Cette organisation intéresse directement les agents publics. Ils doivent savoir qui appeler, quelles consignes appliquer et comment continuer leur mission en cas de panne. Elle concerne aussi les entreprises qui fournissent des logiciels ou des services numériques à l’État. Leurs contrats, leurs procédures de signalement et leurs obligations de sécurité peuvent être appelés à évoluer.
Les limites d’une réponse centrée sur les crises
L’annonce répond à l’urgence. Toutefois, la protection des systèmes publics ne dépend pas uniquement de la capacité à intervenir après une attaque. Elle repose aussi sur la prévention : mises à jour régulières, contrôle des accès, sauvegardes, formation des agents et tests grandeur nature.

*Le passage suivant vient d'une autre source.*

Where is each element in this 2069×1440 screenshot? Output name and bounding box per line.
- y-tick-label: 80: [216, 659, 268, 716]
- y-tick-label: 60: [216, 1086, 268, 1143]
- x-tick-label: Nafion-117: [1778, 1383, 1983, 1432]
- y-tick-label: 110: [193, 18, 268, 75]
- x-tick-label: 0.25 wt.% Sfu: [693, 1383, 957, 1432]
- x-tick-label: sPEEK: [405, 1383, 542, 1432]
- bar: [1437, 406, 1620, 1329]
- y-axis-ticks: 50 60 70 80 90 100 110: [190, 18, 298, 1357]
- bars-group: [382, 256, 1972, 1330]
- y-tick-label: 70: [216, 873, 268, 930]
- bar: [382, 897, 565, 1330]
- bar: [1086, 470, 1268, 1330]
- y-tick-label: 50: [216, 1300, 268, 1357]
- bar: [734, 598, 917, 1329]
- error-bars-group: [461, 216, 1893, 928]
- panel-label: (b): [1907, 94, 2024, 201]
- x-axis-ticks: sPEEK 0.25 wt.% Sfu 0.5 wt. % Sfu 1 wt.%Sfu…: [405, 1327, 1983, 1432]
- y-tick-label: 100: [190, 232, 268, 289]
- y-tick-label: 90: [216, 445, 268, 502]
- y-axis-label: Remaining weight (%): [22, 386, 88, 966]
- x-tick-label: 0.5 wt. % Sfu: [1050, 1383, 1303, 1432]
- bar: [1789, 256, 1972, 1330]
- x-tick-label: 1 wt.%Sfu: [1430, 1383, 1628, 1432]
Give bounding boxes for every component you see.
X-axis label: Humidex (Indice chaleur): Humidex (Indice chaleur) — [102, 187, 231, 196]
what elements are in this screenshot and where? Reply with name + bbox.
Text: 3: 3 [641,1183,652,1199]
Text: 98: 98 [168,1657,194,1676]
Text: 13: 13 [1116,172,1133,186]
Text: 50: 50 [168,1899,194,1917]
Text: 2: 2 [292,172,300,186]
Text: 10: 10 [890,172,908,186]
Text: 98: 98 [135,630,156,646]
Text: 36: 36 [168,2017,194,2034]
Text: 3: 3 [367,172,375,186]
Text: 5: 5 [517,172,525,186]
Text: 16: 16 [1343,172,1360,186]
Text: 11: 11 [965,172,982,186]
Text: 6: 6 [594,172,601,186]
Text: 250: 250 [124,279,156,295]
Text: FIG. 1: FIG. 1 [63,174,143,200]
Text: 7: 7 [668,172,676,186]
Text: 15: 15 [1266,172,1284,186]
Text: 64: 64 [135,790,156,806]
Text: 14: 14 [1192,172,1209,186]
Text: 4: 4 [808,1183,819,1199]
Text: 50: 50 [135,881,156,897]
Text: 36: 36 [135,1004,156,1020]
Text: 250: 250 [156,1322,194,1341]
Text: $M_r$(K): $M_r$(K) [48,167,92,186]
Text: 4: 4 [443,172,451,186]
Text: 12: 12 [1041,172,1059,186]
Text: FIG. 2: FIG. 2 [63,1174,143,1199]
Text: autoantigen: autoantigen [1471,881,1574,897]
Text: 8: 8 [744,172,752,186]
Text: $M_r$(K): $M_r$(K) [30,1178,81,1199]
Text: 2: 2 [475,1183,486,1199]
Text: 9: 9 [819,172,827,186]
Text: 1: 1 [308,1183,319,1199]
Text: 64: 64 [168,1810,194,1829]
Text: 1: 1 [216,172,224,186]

Le panorama de la cybermenace publié par l’ANSSI montre que les administrations figurent parmi les cibles privilégiées des opérations d’espionnage. Certaines attaques cherchent à voler des informations. D’autres visent à perturber les services ou à obtenir une rançon.
La réponse doit également distinguer les attaques très visibles, comme une indisponibilité de site, des intrusions plus discrètes. Un service peut continuer à fonctionner alors qu’un attaquant a déjà obtenu un accès à certains comptes. Le rétablissement rapide d’une plateforme ne signifie donc pas toujours que l’incident est terminé.
Le gouvernement devra enfin expliquer les résultats obtenus. Le nombre d’interventions, le temps moyen de réaction, les systèmes remis en sécurité et les administrations accompagnées seront des indicateurs utiles. Sans données de suivi, la création de cette équipe resterait principalement une annonce de méthode.
Les prochaines échéances à surveiller
La première étape est attendue dans les deux jours suivant la demande du Premier ministre. Elle doit préciser la composition de l’équipe, son rattachement et ses conditions d’intervention.
Il faudra ensuite observer son articulation avec le CERT-FR et le Centre de coordination des crises cyber. La mise en œuvre de la feuille de route 2026-2027 sur la sécurité numérique de l’État fera également l’objet d’un suivi mensuel sous l’égide de l’ANSSI.
Le sujet dépassera donc rapidement la seule réaction aux attaques récentes. L’enjeu sera de savoir si l’État peut transformer une mobilisation de crise en protection durable, y compris pour les administrations qui disposent de moins de moyens techniques.